In currency news. The AUD rallies aggressively after the central banks surprise 25bps rate hike. JPY tumbles to 15-year lows vs EUR on increasing interest rate divergence. The US$ extends gains as expectations remain that the Fed will hike 25bps on Thursday and the potential that the central bank may maintain its hawkish tone for longer. CNY firms 0.15%, while Asian currencies are flat on average vs US$. Trading currencies are mixed with NOK & CHF weaken 0.3%, ZAR, MXN & SEK are down 0.1%, while JPY is up 0.1%, NZD firms 0.4%, while AUD rallies 0.9% vs US$.

Oil slips on continuing weak demand from China and US rate rise expectations. C$ continues under pressure looking set to retest 1.3600 after the Australian central bank surprised markets by hiking rates and increasing their hawkish tone which is setting the stage that we could see the ECB & Fed increase their hawkish tone in an effort to tackle persistent inflation levels. The prospect of further Fed hikes is expected to keep pressure on commodity prices, would favor the US$ and could see the loonie retest towards March highs of 1.3850. Support holds at 1.3520 while resistance resets to 1.3650.

EURCAD bounces off April lows as investors await the ECB rate decision on Thursday. Support holds at 1.4850 and resistance sits at 1.4950.

EUR steadies at 1.0950 after EU inflation. Euro continues under selling pressure vs US$ after the ECB's banking lending survey identified the negative impact of high interest rates on financing conditions within the EU. EUR inflation edged higher from 6.9% to 7% in April, but analysts focused on the core inflation number which slipped from 5.7% to 5.6% which may be seen as a positive note for the EBC heading into their interest rate decision on Thursday. Intraday we see a light US economic docket, so we expect markets to be somewhat sidelined as investors remain focused on the interest rate decision on Thursday. Support resets to 1.0910 while resistance lowers to 1.1020.

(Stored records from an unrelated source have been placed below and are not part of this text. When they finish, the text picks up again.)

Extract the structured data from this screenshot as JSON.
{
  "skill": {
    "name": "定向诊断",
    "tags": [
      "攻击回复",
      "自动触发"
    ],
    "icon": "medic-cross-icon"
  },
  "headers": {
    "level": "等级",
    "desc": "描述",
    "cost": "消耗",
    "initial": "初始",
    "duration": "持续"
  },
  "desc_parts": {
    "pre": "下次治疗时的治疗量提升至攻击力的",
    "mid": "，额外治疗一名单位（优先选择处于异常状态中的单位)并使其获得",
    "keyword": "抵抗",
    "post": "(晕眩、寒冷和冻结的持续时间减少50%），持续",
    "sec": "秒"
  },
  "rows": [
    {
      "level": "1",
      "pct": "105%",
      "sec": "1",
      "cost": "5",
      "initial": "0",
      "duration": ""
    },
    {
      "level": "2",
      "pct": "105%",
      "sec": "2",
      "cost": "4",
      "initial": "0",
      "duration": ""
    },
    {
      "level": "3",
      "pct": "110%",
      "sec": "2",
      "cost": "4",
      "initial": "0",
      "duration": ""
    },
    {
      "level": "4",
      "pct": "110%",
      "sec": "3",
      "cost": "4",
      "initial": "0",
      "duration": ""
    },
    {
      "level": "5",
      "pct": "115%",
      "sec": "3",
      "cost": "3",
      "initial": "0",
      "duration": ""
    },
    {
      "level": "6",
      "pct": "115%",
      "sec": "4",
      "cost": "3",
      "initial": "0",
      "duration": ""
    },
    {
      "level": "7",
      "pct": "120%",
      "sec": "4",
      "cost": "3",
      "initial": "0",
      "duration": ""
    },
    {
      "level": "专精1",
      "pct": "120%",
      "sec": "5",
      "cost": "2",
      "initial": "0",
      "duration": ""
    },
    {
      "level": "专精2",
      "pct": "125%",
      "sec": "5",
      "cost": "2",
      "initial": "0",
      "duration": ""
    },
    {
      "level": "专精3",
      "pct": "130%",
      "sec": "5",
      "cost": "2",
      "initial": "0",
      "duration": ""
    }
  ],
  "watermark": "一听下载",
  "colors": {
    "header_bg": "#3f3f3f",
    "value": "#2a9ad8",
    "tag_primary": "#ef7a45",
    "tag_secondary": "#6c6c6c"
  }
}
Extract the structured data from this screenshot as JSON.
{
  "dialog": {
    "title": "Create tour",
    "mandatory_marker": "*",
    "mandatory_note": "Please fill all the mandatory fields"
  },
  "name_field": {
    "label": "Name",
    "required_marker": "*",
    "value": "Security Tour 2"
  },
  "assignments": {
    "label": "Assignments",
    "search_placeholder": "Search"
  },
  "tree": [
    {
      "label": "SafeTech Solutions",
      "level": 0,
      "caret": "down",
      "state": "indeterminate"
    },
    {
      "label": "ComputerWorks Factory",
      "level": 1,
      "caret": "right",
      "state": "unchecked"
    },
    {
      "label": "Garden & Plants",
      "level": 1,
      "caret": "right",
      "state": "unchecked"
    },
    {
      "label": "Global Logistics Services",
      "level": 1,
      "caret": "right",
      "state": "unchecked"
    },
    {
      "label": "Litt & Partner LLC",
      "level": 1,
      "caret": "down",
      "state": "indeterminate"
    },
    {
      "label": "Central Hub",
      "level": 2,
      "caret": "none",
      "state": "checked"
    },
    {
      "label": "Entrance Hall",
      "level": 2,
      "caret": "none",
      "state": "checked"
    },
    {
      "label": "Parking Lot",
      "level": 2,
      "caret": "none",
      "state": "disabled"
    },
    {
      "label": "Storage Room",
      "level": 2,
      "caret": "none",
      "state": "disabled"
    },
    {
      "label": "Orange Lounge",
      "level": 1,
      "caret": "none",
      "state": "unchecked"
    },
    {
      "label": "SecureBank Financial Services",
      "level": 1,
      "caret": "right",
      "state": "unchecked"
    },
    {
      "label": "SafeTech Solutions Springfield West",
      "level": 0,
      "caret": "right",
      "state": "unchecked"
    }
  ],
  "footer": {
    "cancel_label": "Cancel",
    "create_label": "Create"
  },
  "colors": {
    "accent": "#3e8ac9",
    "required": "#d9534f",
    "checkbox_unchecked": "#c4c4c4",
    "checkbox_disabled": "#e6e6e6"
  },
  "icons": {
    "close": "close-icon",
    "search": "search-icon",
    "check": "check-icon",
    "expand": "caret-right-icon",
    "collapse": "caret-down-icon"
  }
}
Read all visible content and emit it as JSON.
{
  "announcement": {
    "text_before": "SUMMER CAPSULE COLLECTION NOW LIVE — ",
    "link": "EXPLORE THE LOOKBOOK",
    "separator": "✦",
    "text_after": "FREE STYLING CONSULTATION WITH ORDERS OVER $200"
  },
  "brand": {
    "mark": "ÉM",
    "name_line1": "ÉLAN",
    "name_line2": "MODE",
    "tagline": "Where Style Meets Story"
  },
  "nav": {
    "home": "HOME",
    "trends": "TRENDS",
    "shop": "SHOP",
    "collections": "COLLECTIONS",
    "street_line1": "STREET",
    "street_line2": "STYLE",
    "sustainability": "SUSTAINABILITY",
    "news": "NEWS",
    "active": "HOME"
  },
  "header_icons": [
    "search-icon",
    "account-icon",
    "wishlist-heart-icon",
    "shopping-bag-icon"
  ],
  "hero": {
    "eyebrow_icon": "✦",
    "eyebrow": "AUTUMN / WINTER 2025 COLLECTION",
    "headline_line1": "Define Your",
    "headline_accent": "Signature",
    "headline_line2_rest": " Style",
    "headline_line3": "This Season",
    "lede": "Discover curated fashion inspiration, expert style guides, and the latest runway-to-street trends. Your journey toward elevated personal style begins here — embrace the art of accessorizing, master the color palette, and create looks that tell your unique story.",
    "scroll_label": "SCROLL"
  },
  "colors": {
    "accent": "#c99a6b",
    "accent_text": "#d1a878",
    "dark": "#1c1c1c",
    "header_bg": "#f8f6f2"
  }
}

GBPEUR holds steady, with the pound year to date up +1/2% vs its European counterpart as markets remain sidelined heading into the EBC rate decision.

GBP weakens as investors return to the US$ heading into the FOMC Wednesday & Thursday. The pound lost its bullish momentum, weakening through 1.2500, looking vulnerable to potentially 1.2350. Thursday sees the ECB & FED expected to hike rates by 25bps, UK heads to local polls which is anticipated to put pressure on the conservative party and continuing national strikes could be the perfect storm for the pound to serum to bearish momentum. Intraday US data is not expected to have any major impact on markets, as investors are expected to remain sidelined until Thursday. Support lowers to 1.2400 while resistance resets to 1.2500.